In August 2013, police officers in Hampton, Virginia stopped Barry for driving erratically. According to court documents, police officers found marijuana on Barry and in the car. Barry was arrested and charged with driving under the influence and possession of marijuana.

In May 2014, Barry was charged with driving while under the influence of alcohol or drugs, and operating a car without a license. A few days later, Barry was arrested for failing to obey a police officer, and the judge suspended his driver's license. Later that month, Barry was arrested for unlawful entry of a residence. Two months later, Barry was arrested for driving with a suspended license. In December 2014, prosecutors accepted a plea bargain to resolve charges related to the two driving incidents, and Barry was sentenced to nine months of probation.

Barry claimed in April 2015 that he beat his drug problems with help from local politician Jim Graham.

At a hearing in June 2015, a judge found that Barry violated the terms of his probation by driving with a revoked license. The judge sentenced Barry to 15 days in jail, to be served during five consecutive weekends beginning in July.

===Assault charges===
Marion S. Barry died of cardiac arrest on November 23, 2014, at the age of 78. At his father's memorial service, at the Walter E. Washington Convention Center, Barry memorialized his father and referred to his sometimes difficult relationship with him. He introduced Louis Farrakhan, who in turn blessed the younger Barry. "What a joy to hear his son speak the way his father spoke," Farrakhan said.

On January 13, 2015, Barry attempted to withdraw $20,000 from an account at PNC Bank. A teller declined to process the withdrawal because Barry's account was overdrawn by $2,000. Barry allegedly threatened the bank teller, saying, "I'm going to have someone waiting for you when you get off, you bitch", and destroyed a surveillance camera. Barry was charged with assault, threat of assault, and destruction of property.

Barry pleaded not guilty to the charges, and was ordered to stay away from the bank and the teller. Barry apologized to his followers on Twitter. Prosecutors offered Barry a plea agreement under which the simple assault charge would be dropped if Barry were to plead guilty to the misdemeanor charges of threats and destruction of property and receive up to 360 days of jail time. Barry did not accept the plea offer.

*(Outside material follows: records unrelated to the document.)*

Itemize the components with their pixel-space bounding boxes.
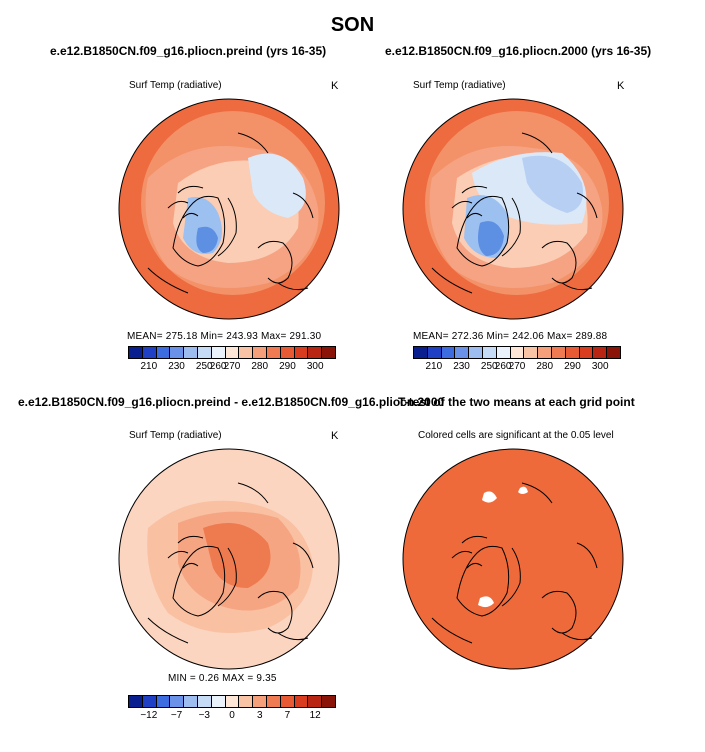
panel-title-2000: e.e12.B1850CN.f09_g16.pliocn.2000 (yrs 1… [385,44,652,58]
colorbar-absolute-right [413,346,621,359]
colorbar-tick-label: 230 [168,361,185,372]
colorbar-swatch [184,696,198,707]
variable-label: Surf Temp (radiative) [129,430,222,441]
colorbar-tick-label: 270 [508,361,526,372]
polar-map-ttest [402,448,624,670]
colorbar-swatch [156,696,171,707]
colorbar-swatch [225,347,240,358]
colorbar-labels-right: 210 230 250 260 270 280 290 300 [413,359,621,373]
variable-label: Surf Temp (radiative) [413,80,506,91]
stats-difference: MIN = 0.26 MAX = 9.35 [168,673,277,684]
colorbar-swatch [427,347,442,358]
colorbar-swatch [322,347,335,358]
colorbar-tick-label: 12 [309,710,321,721]
colorbar-swatch [142,696,157,707]
colorbar-labels-left: 210 230 250 260 270 280 290 300 [128,359,336,373]
colorbar-swatch [170,696,185,707]
colorbar-tick-label: 250 [195,361,213,372]
colorbar-swatch [294,347,309,358]
panel-title-ttest: T-test of the two means at each grid poi… [398,395,635,409]
colorbar-tick-label: 260 [209,361,227,372]
colorbar-tick-label: 300 [306,361,324,372]
colorbar-swatch [156,347,171,358]
colorbar-tick-label: 210 [425,361,443,372]
colorbar-tick-label: −3 [198,710,210,721]
colorbar-tick-label: −12 [140,710,158,721]
colorbar-tick-label: 3 [256,710,263,721]
colorbar-swatch [441,347,456,358]
colorbar-swatch [308,696,323,707]
colorbar-swatch [197,347,212,358]
colorbar-swatch [170,347,185,358]
colorbar-swatch [253,696,267,707]
colorbar-swatch [280,696,295,707]
units-label: K [331,80,339,92]
colorbar-swatch [266,347,281,358]
colorbar-tick-label: 280 [536,361,554,372]
colorbar-tick-label: 0 [229,710,235,721]
colorbar-swatch [253,347,267,358]
colorbar-swatch [538,347,552,358]
colorbar-tick-label: 300 [591,361,609,372]
colorbar-swatch [129,696,143,707]
colorbar-swatch [322,696,335,707]
colorbar-swatch [414,347,428,358]
colorbar-swatch [225,696,240,707]
units-label: K [617,80,625,92]
significance-note: Colored cells are significant at the 0.0… [418,430,614,441]
colorbar-swatch [524,347,539,358]
colorbar-tick-label: 250 [480,361,498,372]
colorbar-tick-label: −7 [170,710,183,721]
colorbar-tick-label: 290 [279,361,296,372]
panel-title-difference: e.e12.B1850CN.f09_g16.pliocn.preind - e.… [18,395,445,409]
stats-2000: MEAN= 272.36 Min= 242.06 Max= 289.88 [413,331,608,342]
colorbar-swatch [266,696,281,707]
colorbar-swatch [211,696,226,707]
colorbar-swatch [280,347,295,358]
colorbar-tick-label: 270 [223,361,241,372]
colorbar-swatch [607,347,620,358]
figure-title: SON [330,14,375,36]
colorbar-tick-label: 7 [284,710,291,721]
colorbar-swatch [593,347,608,358]
colorbar-tick-label: 280 [251,361,269,372]
colorbar-labels-difference: −12 −7 −3 0 3 7 12 [128,708,336,722]
variable-label: Surf Temp (radiative) [129,80,222,91]
colorbar-swatch [239,347,254,358]
colorbar-tick-label: 210 [140,361,158,372]
colorbar-difference [128,695,336,708]
colorbar-tick-label: 230 [453,361,470,372]
colorbar-swatch [211,347,226,358]
colorbar-swatch [565,347,580,358]
colorbar-swatch [510,347,525,358]
colorbar-swatch [142,347,157,358]
colorbar-swatch [308,347,323,358]
colorbar-swatch [551,347,566,358]
colorbar-tick-label: 260 [494,361,512,372]
colorbar-swatch [184,347,198,358]
colorbar-swatch [129,347,143,358]
polar-map-preind [118,98,340,320]
polar-map-difference [118,448,340,670]
polar-map-2000 [402,98,624,320]
colorbar-swatch [294,696,309,707]
stats-preind: MEAN= 275.18 Min= 243.93 Max= 291.30 [127,331,322,342]
colorbar-absolute-left [128,346,336,359]
colorbar-swatch [496,347,511,358]
colorbar-swatch [469,347,483,358]
colorbar-swatch [455,347,470,358]
colorbar-swatch [239,696,254,707]
colorbar-tick-label: 290 [564,361,581,372]
units-label: K [331,430,339,442]
colorbar-swatch [197,696,212,707]
colorbar-swatch [579,347,594,358]
colorbar-swatch [482,347,497,358]
panel-title-preind: e.e12.B1850CN.f09_g16.pliocn.preind (yrs… [50,44,327,58]
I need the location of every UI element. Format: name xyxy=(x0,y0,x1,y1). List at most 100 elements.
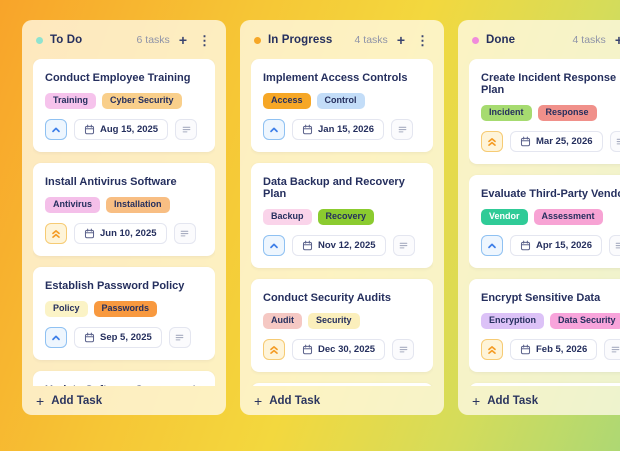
notes-button[interactable] xyxy=(391,119,413,140)
notes-button[interactable] xyxy=(604,339,620,360)
task-card[interactable]: Install Antivirus Software Antivirus Inst… xyxy=(33,163,215,256)
tag-list: Policy Passwords xyxy=(45,301,203,317)
notes-icon xyxy=(399,242,408,249)
column-menu-button[interactable]: ⋮ xyxy=(414,34,431,47)
task-card[interactable]: Implement Access Controls Access Control … xyxy=(251,59,433,152)
task-meta-row: Jan 15, 2026 xyxy=(263,119,421,140)
due-date-chip[interactable]: Apr 15, 2026 xyxy=(510,235,602,256)
add-card-button[interactable]: + xyxy=(177,33,189,47)
due-date-chip[interactable]: Sep 5, 2025 xyxy=(74,327,162,348)
priority-high-icon xyxy=(52,127,60,132)
priority-button[interactable] xyxy=(263,235,285,256)
plus-icon: + xyxy=(178,32,187,48)
due-date-text: Aug 15, 2025 xyxy=(100,124,159,135)
priority-urgent-icon xyxy=(52,229,60,238)
task-card[interactable]: Establish Password Policy Policy Password… xyxy=(33,267,215,360)
task-card[interactable]: Create Incident Response Plan Incident Re… xyxy=(469,59,620,164)
notes-button[interactable] xyxy=(392,339,415,360)
priority-button[interactable] xyxy=(45,119,67,140)
add-task-label: Add Task xyxy=(269,395,321,407)
status-dot-icon xyxy=(36,36,43,44)
notes-button[interactable] xyxy=(175,119,198,140)
add-task-button[interactable]: + Add Task xyxy=(469,386,620,408)
notes-button[interactable] xyxy=(609,131,620,152)
tag-chip: Response xyxy=(537,105,597,121)
tag-chip: Antivirus xyxy=(45,197,101,213)
task-meta-row: Dec 30, 2025 xyxy=(263,339,421,360)
card-list: Implement Access Controls Access Control … xyxy=(251,59,433,386)
priority-button[interactable] xyxy=(481,339,503,360)
tag-chip: Encryption xyxy=(481,313,545,329)
priority-button[interactable] xyxy=(263,339,285,360)
priority-button[interactable] xyxy=(45,327,67,348)
priority-button[interactable] xyxy=(263,119,285,140)
due-date-text: Dec 30, 2025 xyxy=(318,344,376,355)
kebab-menu-icon: ⋮ xyxy=(198,32,211,48)
tag-chip: Data Security xyxy=(550,313,620,329)
priority-urgent-icon xyxy=(488,345,496,354)
column-menu-button[interactable]: ⋮ xyxy=(196,34,213,47)
plus-icon: + xyxy=(472,393,481,409)
add-task-button[interactable]: + Add Task xyxy=(33,386,215,408)
card-list: Conduct Employee Training Training Cyber … xyxy=(33,59,215,386)
calendar-icon xyxy=(520,136,531,147)
due-date-chip[interactable]: Jan 15, 2026 xyxy=(292,119,384,140)
tag-list: Training Cyber Security xyxy=(45,93,203,109)
kanban-column: In Progress 4 tasks + ⋮ Implement Access… xyxy=(240,20,444,415)
due-date-chip[interactable]: Jun 10, 2025 xyxy=(74,223,167,244)
task-meta-row: Apr 15, 2026 xyxy=(481,235,620,256)
notes-icon xyxy=(616,242,620,249)
due-date-text: Sep 5, 2025 xyxy=(100,332,152,343)
tag-list: Access Control xyxy=(263,93,421,109)
priority-button[interactable] xyxy=(45,223,67,244)
task-title: Conduct Employee Training xyxy=(45,72,191,84)
notes-button[interactable] xyxy=(168,327,191,348)
notes-button[interactable] xyxy=(608,235,620,256)
due-date-chip[interactable]: Nov 12, 2025 xyxy=(292,235,386,256)
add-card-button[interactable]: + xyxy=(395,33,407,47)
tag-chip: Vendor xyxy=(481,209,528,225)
task-title: Install Antivirus Software xyxy=(45,176,177,188)
task-card[interactable]: Conduct Security Audits Audit Security De… xyxy=(251,279,433,372)
task-meta-row: Nov 12, 2025 xyxy=(263,235,421,256)
notes-button[interactable] xyxy=(173,223,196,244)
notes-button[interactable] xyxy=(392,235,415,256)
notes-icon xyxy=(175,334,184,341)
task-card[interactable]: Physical Security Measures PhysicalSecur… xyxy=(469,383,620,386)
add-task-button[interactable]: + Add Task xyxy=(251,386,433,408)
due-date-chip[interactable]: Dec 30, 2025 xyxy=(292,339,386,360)
due-date-text: Nov 12, 2025 xyxy=(318,240,376,251)
add-task-label: Add Task xyxy=(487,395,539,407)
task-title: Create Incident Response Plan xyxy=(481,72,617,96)
notes-icon xyxy=(616,138,620,145)
task-title: Update Software Components xyxy=(45,384,203,386)
calendar-icon xyxy=(520,240,531,251)
task-card[interactable]: Conduct Employee Training Training Cyber … xyxy=(33,59,215,152)
tag-chip: Recovery xyxy=(317,209,375,225)
calendar-icon xyxy=(84,228,95,239)
due-date-chip[interactable]: Feb 5, 2026 xyxy=(510,339,598,360)
due-date-text: Jan 15, 2026 xyxy=(318,124,374,135)
notes-icon xyxy=(611,346,620,353)
calendar-icon xyxy=(302,240,313,251)
task-card[interactable]: Evaluate Third-Party Vendors Vendor Asses… xyxy=(469,175,620,268)
task-card[interactable]: Assess Compliance with Regulations Compl… xyxy=(251,383,433,386)
tag-chip: Assessment xyxy=(533,209,603,225)
tag-list: Encryption Data Security xyxy=(481,313,620,329)
notes-icon xyxy=(180,230,189,237)
due-date-chip[interactable]: Aug 15, 2025 xyxy=(74,119,169,140)
column-title: In Progress xyxy=(268,34,333,46)
column-header: To Do 6 tasks + ⋮ xyxy=(33,31,215,47)
notes-icon xyxy=(182,126,190,133)
task-card[interactable]: Data Backup and Recovery Plan Backup Reco… xyxy=(251,163,433,268)
task-card[interactable]: Encrypt Sensitive Data Encryption Data Se… xyxy=(469,279,620,372)
tag-chip: Incident xyxy=(481,105,532,121)
priority-button[interactable] xyxy=(481,131,503,152)
task-title: Data Backup and Recovery Plan xyxy=(263,176,405,200)
add-card-button[interactable]: + xyxy=(613,33,620,47)
due-date-chip[interactable]: Mar 25, 2026 xyxy=(510,131,603,152)
priority-high-icon xyxy=(52,335,60,340)
tag-list: Vendor Assessment xyxy=(481,209,620,225)
priority-button[interactable] xyxy=(481,235,503,256)
task-card[interactable]: Update Software Components UpdateSoftwar… xyxy=(33,371,215,386)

Ultimately, a plea agreement was reached under which Barry pleaded guilty to all three counts and was given a 270-day suspended sentence and 12 months of probation.

Barry continued to blame the bank teller, while pointing to his political legacy and grief over his father's death for the bank incident. "You have people sometimes that take advantage of their positions. I just think that when she sees the name 'Marion Barry,' she for some reason doesn't like me." Thinking back to the event, Barry said, "I don't think I had realized how much I was still mourning."

==Political campaign==
After his father's death, Barry started referring to himself by his given first name, Marion. On January 5, 2015, Barry announced that he would run for the Council of the District of Columbia representing Ward 8, which his father's death had made vacant. He appeared on the ballot as "Marion C. Barry", and was endorsed by former mayoral candidate Sulaimon Brown and former District Council Member Jim Graham. When the news media asked how he would explain his legal problems to voters, Barry said his experience with drug use made him qualified to help others going through "rough times in life".

In the special election held April 28, 2015, Barry came in sixth place with eight percent of the vote.

==Death==
Barry died of an apparent drug overdose in the early morning hours of August 14, 2016. A police incident report stated that shortly before Barry suddenly "dropped", he had smoked the synthetic drug K-2 and the hallucinogen PCP. He was found unconscious by his girlfriend and was taken to George Washington University Hospital, where he was pronounced dead at 2:11 am. He was 36 years old. The D.C. coroner's office issued a report in November 2016 that said Barry died after smoking a lethal mixture of the synthetic cannabinoid known as "K2" and PCP.